Tuesday, March 15, 2005

Economics Lesson No. 5: Where Lies Hope for a Solution?

If you have read the previous Economics Lessons, you may be saying to yourself, "If the US Government has decided that we don't need a measuring standard for our dollar, then that must mean it's not necessary anymore and we're fine without it." Hopefully, I can help you understand how all those academicians and politicians could commit such an egregious error as to declaim that we no longer need a money standard and that gold is an idea whose time has come and gone (a "barbarous relic," I believe was the term of one of the most egregious of them all, John Maynard Keynes.)

It's called ego. Ego has been the Achilles heel of more than one. I might even go so far as to conjecture that it is the downfall of all of us, even me. The sad truth is that our more learned leaders really don't have a clue, but have left their modest common sense at the doorstep of the Hallowed Halls of Power. The price for entering inside those doors is the abandonment their sense of awe and humility. They become so caught up with their image and with the daily rat race of preserving tenure and status and power that they lose the capacity to think straight and forget what it's like to live a normal life.

Take the example of Chairman Greenspan, at the Federal Reserve. From some of the older speeches of this learned gentleman, one can see his vast accumulation of knowledge and innate good judgment; however, the man has changed his tune since he acceded to a position of power. (See my article The God Must Be Crazy at the Tech Central Station website.)

Another example is Professor and Nobel Prizewinner Milton Friedman. Here is someone whose contribution to the field of economics is immeasurable; yet he remains an enigma. On the one hand, he champions such efforts as Hernando de Soto's defense of property rights in Peru (see this web page), and those of Michael Hodges, a sincere, concerned citizen who has spent thousands of hours compiling graphs that you and I can understand, to illustrate the very dangers I've been describing in my posts. At the same time, it is to this same learned Professor that we owe our Federal Reserve's present inflationary policies. Hard to comprehend.



A kind of irrational assurance (hubris) is typical of those who attain positions of status and power - or at least it's the excuse I can find for them; and encouraged by elitists such as these, most central governments today are handing their citizens an inflationary, pyramid-scheme bill of goods. I guess it's "Apres nous, le deluge!" (That was allegedly Louis XV's way of saying, "As long as the despicable masses allow us government officials to get fat and sassy with their money, to hell with them and their progeny!")

If you're asking yourself how things got this way, I'll explain it simply by saying that it is not totally their fault. We the electorate are the ones who have hired the naked emperors as our royalty; they are only doing what comes naturally, i.e. biting into the apple. The real cause of the predicament is our sheepish blind reliance upon frail spirited politicians and defective academic thinking machines as though they were gods, when in fact they are mere human beings just like Adam and the rest of us.

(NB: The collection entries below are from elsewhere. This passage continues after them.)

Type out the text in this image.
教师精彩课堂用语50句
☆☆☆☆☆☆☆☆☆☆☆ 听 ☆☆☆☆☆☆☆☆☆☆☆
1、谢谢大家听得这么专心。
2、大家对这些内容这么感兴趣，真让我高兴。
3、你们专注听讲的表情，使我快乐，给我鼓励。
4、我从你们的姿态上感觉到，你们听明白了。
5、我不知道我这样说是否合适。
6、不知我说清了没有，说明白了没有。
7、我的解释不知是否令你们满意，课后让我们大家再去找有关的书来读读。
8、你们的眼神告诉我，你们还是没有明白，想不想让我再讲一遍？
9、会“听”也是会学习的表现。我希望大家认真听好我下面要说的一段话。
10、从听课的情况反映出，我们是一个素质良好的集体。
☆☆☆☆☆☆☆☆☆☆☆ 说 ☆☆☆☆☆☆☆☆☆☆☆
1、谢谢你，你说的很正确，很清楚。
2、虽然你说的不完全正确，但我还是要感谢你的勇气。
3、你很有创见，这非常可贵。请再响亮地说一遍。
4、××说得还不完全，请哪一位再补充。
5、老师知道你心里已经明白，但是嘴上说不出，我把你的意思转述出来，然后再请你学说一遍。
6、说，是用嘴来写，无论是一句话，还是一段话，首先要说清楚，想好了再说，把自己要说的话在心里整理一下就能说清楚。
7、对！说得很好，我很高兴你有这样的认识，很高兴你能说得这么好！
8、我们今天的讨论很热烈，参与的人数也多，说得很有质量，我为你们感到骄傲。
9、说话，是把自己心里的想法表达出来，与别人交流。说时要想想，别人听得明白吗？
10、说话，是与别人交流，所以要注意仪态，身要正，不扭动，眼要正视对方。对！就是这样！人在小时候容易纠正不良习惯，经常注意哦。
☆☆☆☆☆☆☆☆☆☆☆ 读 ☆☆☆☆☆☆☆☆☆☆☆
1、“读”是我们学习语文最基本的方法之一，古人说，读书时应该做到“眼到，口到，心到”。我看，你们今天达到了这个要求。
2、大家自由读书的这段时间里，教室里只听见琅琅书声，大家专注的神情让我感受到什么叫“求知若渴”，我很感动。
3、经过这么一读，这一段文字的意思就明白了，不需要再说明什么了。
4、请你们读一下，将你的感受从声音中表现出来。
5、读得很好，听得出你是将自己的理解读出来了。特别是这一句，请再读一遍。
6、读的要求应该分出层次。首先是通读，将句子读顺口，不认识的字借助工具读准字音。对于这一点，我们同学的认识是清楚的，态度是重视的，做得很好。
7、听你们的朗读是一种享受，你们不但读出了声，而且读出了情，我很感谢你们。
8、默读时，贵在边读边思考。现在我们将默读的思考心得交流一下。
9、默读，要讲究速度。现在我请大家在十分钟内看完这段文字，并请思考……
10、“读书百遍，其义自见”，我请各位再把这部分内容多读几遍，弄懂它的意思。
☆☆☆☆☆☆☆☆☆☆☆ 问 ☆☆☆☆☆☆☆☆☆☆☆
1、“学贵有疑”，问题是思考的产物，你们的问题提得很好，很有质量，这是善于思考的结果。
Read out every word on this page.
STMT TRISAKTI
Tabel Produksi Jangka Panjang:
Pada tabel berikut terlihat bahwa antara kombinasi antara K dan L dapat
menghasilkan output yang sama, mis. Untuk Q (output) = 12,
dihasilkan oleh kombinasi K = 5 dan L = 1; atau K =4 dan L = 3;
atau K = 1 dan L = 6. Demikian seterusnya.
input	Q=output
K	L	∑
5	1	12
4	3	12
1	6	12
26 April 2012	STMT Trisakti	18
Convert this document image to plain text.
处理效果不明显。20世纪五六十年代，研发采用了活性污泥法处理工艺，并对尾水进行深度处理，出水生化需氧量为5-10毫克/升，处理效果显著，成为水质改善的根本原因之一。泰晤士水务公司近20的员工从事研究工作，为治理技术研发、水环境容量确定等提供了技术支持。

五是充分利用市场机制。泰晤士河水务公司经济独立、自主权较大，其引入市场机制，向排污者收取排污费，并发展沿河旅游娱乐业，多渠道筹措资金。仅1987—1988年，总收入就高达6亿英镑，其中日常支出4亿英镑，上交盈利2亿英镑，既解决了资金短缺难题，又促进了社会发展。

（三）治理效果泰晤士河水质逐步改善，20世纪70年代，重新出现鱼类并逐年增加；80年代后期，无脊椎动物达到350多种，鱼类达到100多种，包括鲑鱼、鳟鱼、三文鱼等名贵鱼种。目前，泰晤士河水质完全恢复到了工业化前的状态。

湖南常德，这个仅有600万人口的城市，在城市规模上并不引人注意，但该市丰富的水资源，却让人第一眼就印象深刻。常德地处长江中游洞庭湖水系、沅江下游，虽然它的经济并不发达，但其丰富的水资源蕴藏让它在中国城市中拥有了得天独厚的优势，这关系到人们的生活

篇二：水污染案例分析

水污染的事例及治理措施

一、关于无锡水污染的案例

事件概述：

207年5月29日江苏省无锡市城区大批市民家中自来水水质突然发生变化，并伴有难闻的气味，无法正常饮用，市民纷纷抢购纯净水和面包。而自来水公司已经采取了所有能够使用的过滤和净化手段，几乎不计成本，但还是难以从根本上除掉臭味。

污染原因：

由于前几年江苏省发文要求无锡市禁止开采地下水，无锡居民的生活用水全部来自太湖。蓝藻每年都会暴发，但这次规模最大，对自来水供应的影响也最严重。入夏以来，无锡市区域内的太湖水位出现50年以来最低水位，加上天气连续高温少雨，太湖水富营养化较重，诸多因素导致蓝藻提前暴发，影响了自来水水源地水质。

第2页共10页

I'm hoping against hope that some country somewhere will reinstate sound monetary and banking policy, but they would do so at their own risk in today's competitive climate. The only country that might undertake that risk with relative confidence is the USA, but (1) it would require the collaboration of at least Europe and Asia, and (2) it would jeopardize the existing power structures. Both of these conditions mean it'll probably never happen - unless the house of cards comes crashing down and we have a financial crisis on our hands.

3 Comments:

Blogger Contrary Guy said...

Just discovered your blog, and look forward to more posts in the future... good stuff!

9:39 AM  
Anonymous Anonymous said...

canada will hit 25% federal debt/gdp by 2010 if gdp grows by 5% per annum and debt stays the same - ofcourse this does not incl provincial debt which WILL be growing over the near-term - so that's your virtuous example, but for countries/empires with global heft and global activities (banking, military, shipping, commerce, cultural) there are n ways/needs to spend on, and canada is clearly not in that league.....

10:07 AM  
Anonymous Anonymous said...

This summer while at AIER one of the other visiting fellows and I had this conversation (I'm paraphrasing):

He: What textbook do you use for Macro?
Me: Gwartney & Stroup -- it treats Keynesian Macro briefly just to mention it, but mostly deals with labor markets, monetary policy, fiscal policy, growth, economic freedom, and public choice.
He: What does public choice have to do with Macro?
Me (stunned GMU econ student): Everything? It has everything to do with fiscal policy, which surely has implications for economic freedom and thus, growth. And of course public choice problems exist where monetary policy is concerned.
He: Really? Why should that be? The Fed is independent! There's no conflict of interests when you think about it.
Me: Wow. You should say that to John Wood or Walker Todd. I want to be there when you do.